Elizabeth found a notepad beside the telephone. She wandered off into the parlor, muttering, “Carrot sticks… cheese cubes… onion dip…” The prospect of interviewing a caterer made her uneasy. The word conjured up visions of a heavyset older man with an Olivier accent with a rosebud in his lapel. And he would know what kind of rose it was. Elizabeth shuddered, knowing that she was not equal to the task of directing such a being.
Her list was going badly. She had changed the flavor of the wedding cake six times-mostly from chocolate to something else and back again-when she heard the doorbell chime. “Why am I so nervous?” said Elizabeth as she walked toward the door. “I’m sure he’ll be very polite-in a condescending sort of way.”
Summoning her brightest smile, she flung open the door. “Good morning!” she called out. “I am the bride.”
“Far out,” said the visitor.
Elizabeth stared at the apparition on Aunt Amanda’s personalized Orvis doormat. It was a gaunt, bearded man in his late thirties (or forties, or fifties). He was the type that made it difficult to tell. He reminded her of somebody-matted black hair, gaunt triangular face, and burning black eyes. A photograph from her world history book back in high school. She had it now! Idl
y, she wondered what he was doing on her doorstep in thongs and a Rainbow Sweat Lodge T-shirt.
“Er-uh?” said Elizabeth, trying to adjust to the fact that the Admirable Crichton she had been expecting had defaulted in favor of the mad monk Rasputin. She was trying frantically to invent conversation, but nothing in English or Russian or even sign language occurred to her.
“You called for a caterer?”
Elizabeth’s eyes widened, but she managed to say, “Yes, of course. And you must be the director of Earthling.”
He shrugged. “I’m one of the group. Anybody who’d claim to be the head of the company would have to be on some kind of domination trip, and I’m not into that, but, yeah, I’m the caterer you asked for.”

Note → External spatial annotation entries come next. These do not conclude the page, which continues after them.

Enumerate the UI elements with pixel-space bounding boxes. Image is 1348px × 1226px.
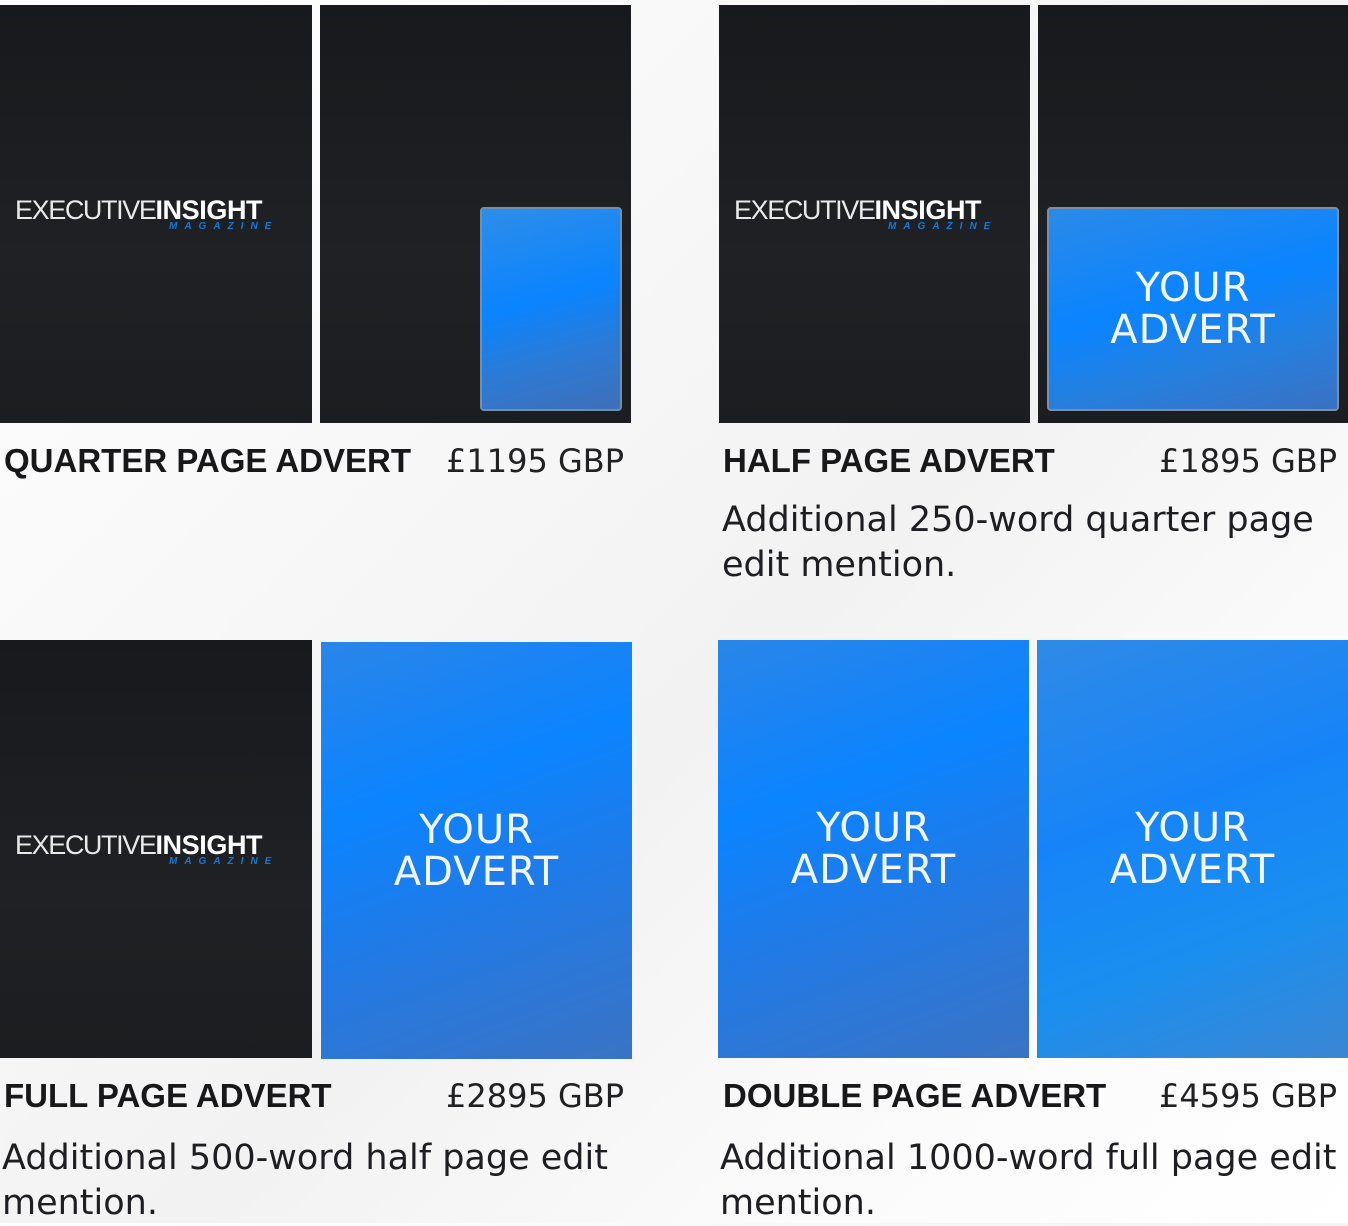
advert-placeholder-line-2: ADVERT bbox=[1110, 307, 1276, 353]
logo-word-executive: EXECUTIVE bbox=[15, 830, 157, 860]
quarter-advert-slot bbox=[480, 207, 622, 411]
full-magazine-left-page: EXECUTIVEINSIGHT MAGAZINE bbox=[0, 640, 312, 1058]
advert-placeholder-line-1: YOUR bbox=[1135, 265, 1251, 311]
advert-placeholder-line-2: ADVERT bbox=[1109, 847, 1276, 893]
full-advert-page: YOUR ADVERT bbox=[321, 642, 632, 1059]
advert-placeholder-line-2: ADVERT bbox=[393, 848, 560, 895]
double-advert-right-page: YOUR ADVERT bbox=[1037, 640, 1348, 1058]
full-package-description: Additional 500-word half page edit menti… bbox=[2, 1138, 608, 1223]
logo-subtitle-magazine: MAGAZINE bbox=[169, 221, 279, 232]
logo-subtitle-magazine: MAGAZINE bbox=[169, 856, 279, 867]
double-package-price: £4595 GBP bbox=[1159, 1077, 1338, 1115]
quarter-package-price: £1195 GBP bbox=[446, 442, 625, 480]
full-package-title: FULL PAGE ADVERT bbox=[4, 1077, 332, 1114]
half-package-description: Additional 250-word quarter page edit me… bbox=[722, 500, 1314, 585]
half-package-price: £1895 GBP bbox=[1159, 442, 1338, 480]
logo-word-executive: EXECUTIVE bbox=[734, 195, 876, 225]
quarter-package-title: QUARTER PAGE ADVERT bbox=[4, 442, 412, 479]
double-package-description: Additional 1000-word full page edit ment… bbox=[720, 1138, 1337, 1223]
half-package-title: HALF PAGE ADVERT bbox=[723, 442, 1055, 479]
advert-placeholder-line-2: ADVERT bbox=[790, 847, 957, 893]
double-package-title: DOUBLE PAGE ADVERT bbox=[723, 1077, 1107, 1114]
full-package-price: £2895 GBP bbox=[446, 1077, 625, 1115]
half-magazine-right-page: YOUR ADVERT bbox=[1038, 5, 1348, 423]
executive-insight-logo: EXECUTIVEINSIGHT MAGAZINE bbox=[15, 829, 300, 879]
half-advert-slot: YOUR ADVERT bbox=[1047, 207, 1339, 411]
executive-insight-logo: EXECUTIVEINSIGHT MAGAZINE bbox=[15, 194, 300, 244]
half-magazine-left-page: EXECUTIVEINSIGHT MAGAZINE bbox=[719, 5, 1030, 423]
executive-insight-logo: EXECUTIVEINSIGHT MAGAZINE bbox=[734, 194, 1019, 244]
quarter-magazine-left-page: EXECUTIVEINSIGHT MAGAZINE bbox=[0, 5, 312, 423]
advert-placeholder-line-1: YOUR bbox=[1135, 805, 1250, 851]
quarter-magazine-right-page bbox=[320, 5, 631, 423]
double-advert-left-page: YOUR ADVERT bbox=[718, 640, 1029, 1058]
advert-placeholder-line-1: YOUR bbox=[419, 806, 534, 853]
logo-subtitle-magazine: MAGAZINE bbox=[888, 221, 998, 232]
logo-word-executive: EXECUTIVE bbox=[15, 195, 157, 225]
advert-placeholder-line-1: YOUR bbox=[816, 805, 931, 851]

“I’m Elizabeth MacPherson. Won’t you come in, Mr.-”
“Josh.”
“Come in, Josh.”
“Actually, that’s my last name,” he said, strolling into the newly waxed front hall. “Some of the members of our New Age community decided to adopt Indian names a few years back to show solidarity with the people of Bhopal, and I changed mine to Rogan Josh, because I’d seen it written somewhere. After I found out what it meant, I was going to change it, but everybody said that that would be an act of unspiritual arrogance, so I kept it. You can call me R.J.”
“What does it mean?”
He frowned. “It’s a menu item in Indian restaurants. Spiced lamb.”
Elizabeth nodded with what she hoped was polite interest. “I have this list,” she said.
“List?” He was looking around the living room.
“Yes, of some things I thought we’d have at the reception. Won’t you sit down?” She motioned him to the velvet love seat, and retrieved her notepad of scribbles and crossed-out items. “I’m afraid it’s hard to decipher. I changed my mind several times. Maybe I’d better read it to you.”
R.J. leaned back in a pose of studied meditation: eyes closed, head thrown back. He signaled for her to begin.